What is the most likely diagnosis? A. Pancreatitis B. Exacerbation of COPD C. Pulmonary Embolus D. Appendicitis E. Viral pneumonia F. Occulomotor (III) nerve palsy G. Diabetic amyotrophy H. GORD I. Abducent (VI) nerve palsy J. Pneumothorax K. Biliary colic L. Bowel obstruction
J. Pneumothorax
This patient has developed a right sided tension pneumothorax and will need emergency intervention in the form of the insertion of a large bore cannula into the 2nd intercostal space in the MCL of the affected side. This will need to be followed by the insertion of a chest drain.
Otherwise if this was not a tension pneumothorax, for secondary spontaneous pneumothoraces, if large enough for a chest drain or the patient is clinically unstable, chest drain insertion is indicated. Simple aspiration success rate is reduced in secondary spontaneous pneumothoraces. Primary pneumothoraces occur in young people without known lung conditions. This patient has pulmonary fibrosis. Those who suffer recurrent pneumothoraces may have to undergo pleurodesis to stick the parietal and visceral pleural together by an inflammatory reaction.
A 62 year old male diabetic presents with a sudden onset of double vision. He is noted to have ptosis and a deviation of the right eye down and to the right. The pupils appear equal in size and are reactive to light.

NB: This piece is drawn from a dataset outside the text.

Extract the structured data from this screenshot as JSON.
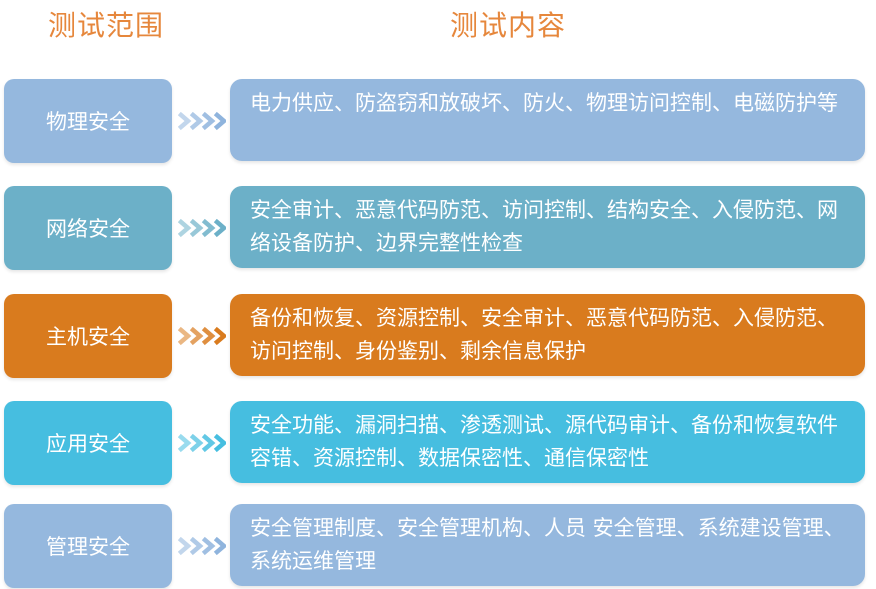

What is the most likely diagnosis? A. Pancreatitis B. Exacerbation of COPD C. Pulmonary Embolus D. Appendicitis E. Viral pneumonia F. Occulomotor (III) nerve palsy G. Diabetic amyotrophy H. GORD I. Abducent (VI) nerve palsy J. Pneumothorax K. Biliary colic L. Bowel obstruction
F. Occulomotor (III) nerve palsy
A complete (or surgical) third nerve palsy presents with compete ptosis, a dilated pupil and the eye turned down and out and can be caused by a PCA aneurysm. This is an emergency and the patient needs a neurosurgical opinion with MRI/angiography. A partial pupil-sparing (or medical) third nerve palsy presents with partial ptosis without pupillary signs and can be caused by infarction of the nerve i.e. mononeuritis multiplex, due to possible DM or vasculitis like GCA.
Remember from anatomy that CNIII innvervates all the mucles of the eye except SO and LR. CNIII also supplies levator palpebrae superioris and the sphincter pupillae which causes miosis. If the cause is surgical and compressive, the parasympathetic nerve is affected early on, as it lies at the surface of the third nerve. In an infarctive medical third nerve palsy, the centre infarcts, which is affected more than the surface of the nerve. Hence, the pupil is spared and there is partial ptosis.

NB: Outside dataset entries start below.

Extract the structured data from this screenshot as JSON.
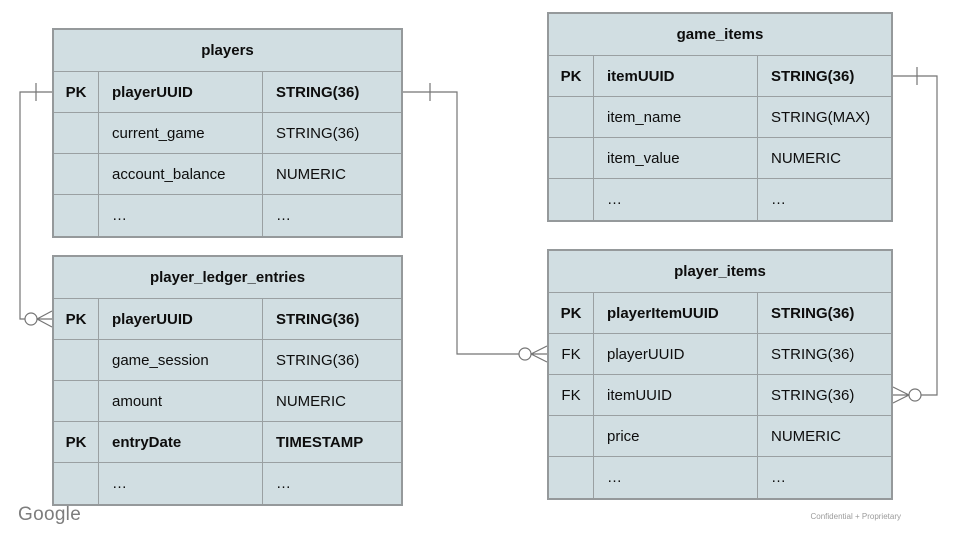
{
  "footer": {
    "brand": "Google",
    "watermark": "Confidential + Proprietary"
  },
  "colors": {
    "table_fill": "#d1dee2",
    "table_border": "#95999b",
    "grid_line": "#9aa0a2",
    "relationship_line": "#757575",
    "text": "#0d0d0d",
    "footer_text": "#7d7d7d"
  },
  "tables": [
    {
      "name": "players",
      "title": "players",
      "rows": [
        {
          "key": "PK",
          "field": "playerUUID",
          "type": "STRING(36)"
        },
        {
          "key": "",
          "field": "current_game",
          "type": "STRING(36)"
        },
        {
          "key": "",
          "field": "account_balance",
          "type": "NUMERIC"
        },
        {
          "key": "",
          "field": "…",
          "type": "…"
        }
      ]
    },
    {
      "name": "game_items",
      "title": "game_items",
      "rows": [
        {
          "key": "PK",
          "field": "itemUUID",
          "type": "STRING(36)"
        },
        {
          "key": "",
          "field": "item_name",
          "type": "STRING(MAX)"
        },
        {
          "key": "",
          "field": "item_value",
          "type": "NUMERIC"
        },
        {
          "key": "",
          "field": "…",
          "type": "…"
        }
      ]
    },
    {
      "name": "player_ledger_entries",
      "title": "player_ledger_entries",
      "rows": [
        {
          "key": "PK",
          "field": "playerUUID",
          "type": "STRING(36)"
        },
        {
          "key": "",
          "field": "game_session",
          "type": "STRING(36)"
        },
        {
          "key": "",
          "field": "amount",
          "type": "NUMERIC"
        },
        {
          "key": "PK",
          "field": "entryDate",
          "type": "TIMESTAMP"
        },
        {
          "key": "",
          "field": "…",
          "type": "…"
        }
      ]
    },
    {
      "name": "player_items",
      "title": "player_items",
      "rows": [
        {
          "key": "PK",
          "field": "playerItemUUID",
          "type": "STRING(36)"
        },
        {
          "key": "FK",
          "field": "playerUUID",
          "type": "STRING(36)"
        },
        {
          "key": "FK",
          "field": "itemUUID",
          "type": "STRING(36)"
        },
        {
          "key": "",
          "field": "price",
          "type": "NUMERIC"
        },
        {
          "key": "",
          "field": "…",
          "type": "…"
        }
      ]
    }
  ],
  "relationships": [
    {
      "from": "players.playerUUID",
      "to": "player_ledger_entries.playerUUID",
      "from_cardinality": "one",
      "to_cardinality": "zero-or-many"
    },
    {
      "from": "players.playerUUID",
      "to": "player_items.playerUUID",
      "from_cardinality": "one",
      "to_cardinality": "zero-or-many"
    },
    {
      "from": "game_items.itemUUID",
      "to": "player_items.itemUUID",
      "from_cardinality": "one",
      "to_cardinality": "zero-or-many"
    }
  ]
}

A 4 year old boy, profuse vomiting, no motions for 2 days, severe abdominal pain which is intermittent in nature. Abdomen distended with increased bowel sounds – high pitched in nature.
What is the most likely diagnosis? A. Pancreatitis B. Exacerbation of COPD C. Pulmonary Embolus D. Appendicitis E. Viral pneumonia F. Occulomotor (III) nerve palsy G. Diabetic amyotrophy H. GORD I. Abducent (VI) nerve palsy J. Pneumothorax K. Biliary colic L. Bowel obstruction
L. Bowel obstruction
Bowel obstruction has several causes such as adhesions or cancer in the older patient. In children common causes of small bowel obstruction include appendicitis, intussusception, intestinal atresia and volvulus and these should be kept in mind in this case. The profuse vomiting, distended and painful abdomen and tinkling high pitched bowel signs are all indicative. The proximal segment of bowel dilates and distal bowel collapses. Completely obstructed patients generally require surgery. If, on AXR, air is seen to be seeping past the obstruction then the obstruction is partial. As a standard, all patients should be made NBM and given supplemental oxygen, IV fluids and NG decompression (to reduce flow/gastric contents/air towards the obstruction), unless they are rushed off for an emergency laparotomy because, for example, they have complete SBO and are peritonitic.